A rodovia BR 262 atravessa o gradiente ambiental formado entre o cerradão e o pantanal sul-mato-grossense (Ab’Sáber, 1988; IBGE, 1992), apresentando diferentes níveis de urbanização e extensas áreas de pastagem intercaladas à vegetação nativa.
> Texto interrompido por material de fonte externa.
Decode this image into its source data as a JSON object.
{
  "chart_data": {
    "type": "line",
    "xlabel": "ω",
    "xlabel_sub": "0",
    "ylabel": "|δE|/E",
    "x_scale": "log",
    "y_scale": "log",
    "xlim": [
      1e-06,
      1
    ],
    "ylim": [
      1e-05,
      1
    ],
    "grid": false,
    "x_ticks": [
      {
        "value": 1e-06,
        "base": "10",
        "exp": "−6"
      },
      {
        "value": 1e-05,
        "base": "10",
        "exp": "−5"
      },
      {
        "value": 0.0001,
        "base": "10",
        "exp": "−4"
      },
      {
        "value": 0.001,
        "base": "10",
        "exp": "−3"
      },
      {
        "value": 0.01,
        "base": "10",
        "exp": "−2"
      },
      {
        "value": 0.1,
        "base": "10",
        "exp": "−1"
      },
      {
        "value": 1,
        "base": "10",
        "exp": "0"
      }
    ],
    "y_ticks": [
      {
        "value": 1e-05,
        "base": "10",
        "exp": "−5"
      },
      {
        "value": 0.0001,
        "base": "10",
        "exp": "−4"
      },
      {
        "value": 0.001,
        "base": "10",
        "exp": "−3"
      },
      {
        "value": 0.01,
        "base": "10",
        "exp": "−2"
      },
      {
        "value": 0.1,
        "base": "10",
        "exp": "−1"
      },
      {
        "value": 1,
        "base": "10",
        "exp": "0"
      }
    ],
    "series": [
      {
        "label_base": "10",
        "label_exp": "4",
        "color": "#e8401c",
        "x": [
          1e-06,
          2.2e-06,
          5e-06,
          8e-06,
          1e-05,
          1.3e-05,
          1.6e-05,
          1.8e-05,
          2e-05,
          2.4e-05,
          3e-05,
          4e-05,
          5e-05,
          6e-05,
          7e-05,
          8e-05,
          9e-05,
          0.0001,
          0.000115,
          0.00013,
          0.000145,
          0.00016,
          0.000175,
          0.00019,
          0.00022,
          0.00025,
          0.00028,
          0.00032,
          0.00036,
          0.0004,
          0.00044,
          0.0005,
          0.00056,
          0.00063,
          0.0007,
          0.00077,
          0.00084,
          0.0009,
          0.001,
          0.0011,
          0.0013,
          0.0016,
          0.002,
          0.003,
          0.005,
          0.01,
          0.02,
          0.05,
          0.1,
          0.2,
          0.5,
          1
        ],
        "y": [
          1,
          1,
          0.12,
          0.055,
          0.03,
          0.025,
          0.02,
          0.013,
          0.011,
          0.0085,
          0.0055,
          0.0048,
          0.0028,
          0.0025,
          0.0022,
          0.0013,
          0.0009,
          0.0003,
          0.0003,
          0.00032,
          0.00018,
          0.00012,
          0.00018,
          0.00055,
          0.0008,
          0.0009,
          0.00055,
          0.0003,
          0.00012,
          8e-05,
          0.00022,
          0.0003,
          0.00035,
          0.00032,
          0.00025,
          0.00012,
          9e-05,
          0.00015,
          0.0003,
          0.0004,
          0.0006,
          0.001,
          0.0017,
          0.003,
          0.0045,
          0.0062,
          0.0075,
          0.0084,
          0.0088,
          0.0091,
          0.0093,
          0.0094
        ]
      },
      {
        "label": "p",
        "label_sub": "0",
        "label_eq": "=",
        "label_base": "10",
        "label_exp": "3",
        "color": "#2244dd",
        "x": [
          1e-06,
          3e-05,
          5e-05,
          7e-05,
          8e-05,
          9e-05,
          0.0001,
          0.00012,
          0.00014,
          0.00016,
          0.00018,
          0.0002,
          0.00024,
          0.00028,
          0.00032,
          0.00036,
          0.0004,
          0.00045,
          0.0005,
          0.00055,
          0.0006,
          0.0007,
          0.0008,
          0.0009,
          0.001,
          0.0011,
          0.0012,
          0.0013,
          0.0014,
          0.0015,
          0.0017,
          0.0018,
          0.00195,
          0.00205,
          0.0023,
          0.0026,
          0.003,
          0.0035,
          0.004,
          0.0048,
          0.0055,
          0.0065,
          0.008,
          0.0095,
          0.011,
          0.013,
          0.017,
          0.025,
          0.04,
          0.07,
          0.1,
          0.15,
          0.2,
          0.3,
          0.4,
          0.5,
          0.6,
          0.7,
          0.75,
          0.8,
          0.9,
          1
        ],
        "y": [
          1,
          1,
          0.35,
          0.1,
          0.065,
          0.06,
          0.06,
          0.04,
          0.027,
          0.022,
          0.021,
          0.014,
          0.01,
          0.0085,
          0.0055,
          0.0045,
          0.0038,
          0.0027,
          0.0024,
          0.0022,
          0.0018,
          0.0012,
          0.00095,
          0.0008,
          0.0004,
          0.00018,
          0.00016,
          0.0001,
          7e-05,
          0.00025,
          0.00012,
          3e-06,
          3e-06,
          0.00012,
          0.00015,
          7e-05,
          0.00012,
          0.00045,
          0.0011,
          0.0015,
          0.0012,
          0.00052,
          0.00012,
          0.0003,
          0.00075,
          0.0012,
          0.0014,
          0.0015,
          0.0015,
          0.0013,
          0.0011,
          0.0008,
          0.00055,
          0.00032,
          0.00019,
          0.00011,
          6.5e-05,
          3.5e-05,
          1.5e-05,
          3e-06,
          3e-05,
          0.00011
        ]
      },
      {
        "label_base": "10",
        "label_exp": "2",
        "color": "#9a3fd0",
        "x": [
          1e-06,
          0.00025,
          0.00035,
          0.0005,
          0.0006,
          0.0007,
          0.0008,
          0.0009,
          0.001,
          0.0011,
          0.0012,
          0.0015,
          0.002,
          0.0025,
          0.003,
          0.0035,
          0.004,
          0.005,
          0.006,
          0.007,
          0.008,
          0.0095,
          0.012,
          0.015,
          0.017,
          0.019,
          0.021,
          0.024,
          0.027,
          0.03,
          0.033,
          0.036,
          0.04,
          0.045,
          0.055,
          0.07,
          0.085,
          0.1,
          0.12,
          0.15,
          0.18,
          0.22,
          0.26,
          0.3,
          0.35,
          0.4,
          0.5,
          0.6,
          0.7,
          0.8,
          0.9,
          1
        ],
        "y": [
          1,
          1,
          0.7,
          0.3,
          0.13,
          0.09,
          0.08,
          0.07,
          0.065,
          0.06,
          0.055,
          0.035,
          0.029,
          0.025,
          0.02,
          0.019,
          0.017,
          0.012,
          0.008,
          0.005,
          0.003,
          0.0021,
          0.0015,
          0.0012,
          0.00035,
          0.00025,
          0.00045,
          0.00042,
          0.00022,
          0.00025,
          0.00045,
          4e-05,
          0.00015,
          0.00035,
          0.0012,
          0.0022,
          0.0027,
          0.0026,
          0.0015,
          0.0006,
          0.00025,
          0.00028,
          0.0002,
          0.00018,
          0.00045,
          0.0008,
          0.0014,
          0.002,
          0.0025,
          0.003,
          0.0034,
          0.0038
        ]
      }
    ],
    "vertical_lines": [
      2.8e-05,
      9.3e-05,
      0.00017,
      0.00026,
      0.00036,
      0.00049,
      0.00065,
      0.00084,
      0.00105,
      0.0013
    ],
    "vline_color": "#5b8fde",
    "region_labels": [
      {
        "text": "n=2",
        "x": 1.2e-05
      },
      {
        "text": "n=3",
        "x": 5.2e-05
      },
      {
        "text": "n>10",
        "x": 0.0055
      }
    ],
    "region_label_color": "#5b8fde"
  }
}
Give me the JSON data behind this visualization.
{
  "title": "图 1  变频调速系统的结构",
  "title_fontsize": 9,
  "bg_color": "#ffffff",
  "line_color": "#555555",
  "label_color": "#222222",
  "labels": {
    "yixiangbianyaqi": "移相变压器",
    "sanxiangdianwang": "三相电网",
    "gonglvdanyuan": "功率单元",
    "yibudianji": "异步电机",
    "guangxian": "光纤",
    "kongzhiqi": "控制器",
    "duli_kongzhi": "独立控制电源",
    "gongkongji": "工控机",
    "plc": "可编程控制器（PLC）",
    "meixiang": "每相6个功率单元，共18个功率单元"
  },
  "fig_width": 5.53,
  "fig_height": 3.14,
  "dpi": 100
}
O fato da rodovia BR 262 abranger a zona de transição Cerrado-Pantanal (Veloso et al., 1991) a coloca como um importante fator para o entendimento dos impactos causados sobre a fauna atropelada, proveniente de duas diferentes regiões biogeográficas.
Os atropelamentos na BR 262 (entre km 360 e 560) são mais intensos sobre mamíferos com maior distribuição geográfica, podendo ser espécies de área aberta como tamanduás e tatus. Os atropelamentos são mais severos em locais onde a rodovia cruza por zonas próximas a áreas bem conservadas do Pantanal e da Serra de Maracaju ou em regiões com matas ciliares bem desenvolvidas. A distribuição espacial dos atropelamentos é espécie-dependente, sendo menos intensos nas adjacências de grandes centros urbanos. Os períodos de chuva e de seca também contribuem para os agrupamentos de atropelamentos para algumas espécies, sendo o período chuvoso aquele com mais registros de mamíferos atropelados”.
Fonte: Cáceres, Nilton C.; Casella, Janaina; dos Santos Goulart, Charla. VARIAÇÃO ESPACIAL E SAZONAL DE ATROPELAMENTOS DE MAMÍFEROS NO BIOMA CERRADO, RODOVIA BR 262, SUDOESTE DO BRASIL Mastozoología Neotropical, vol. 19, núm. 1, enero-junio, 2012, pp. 22-31.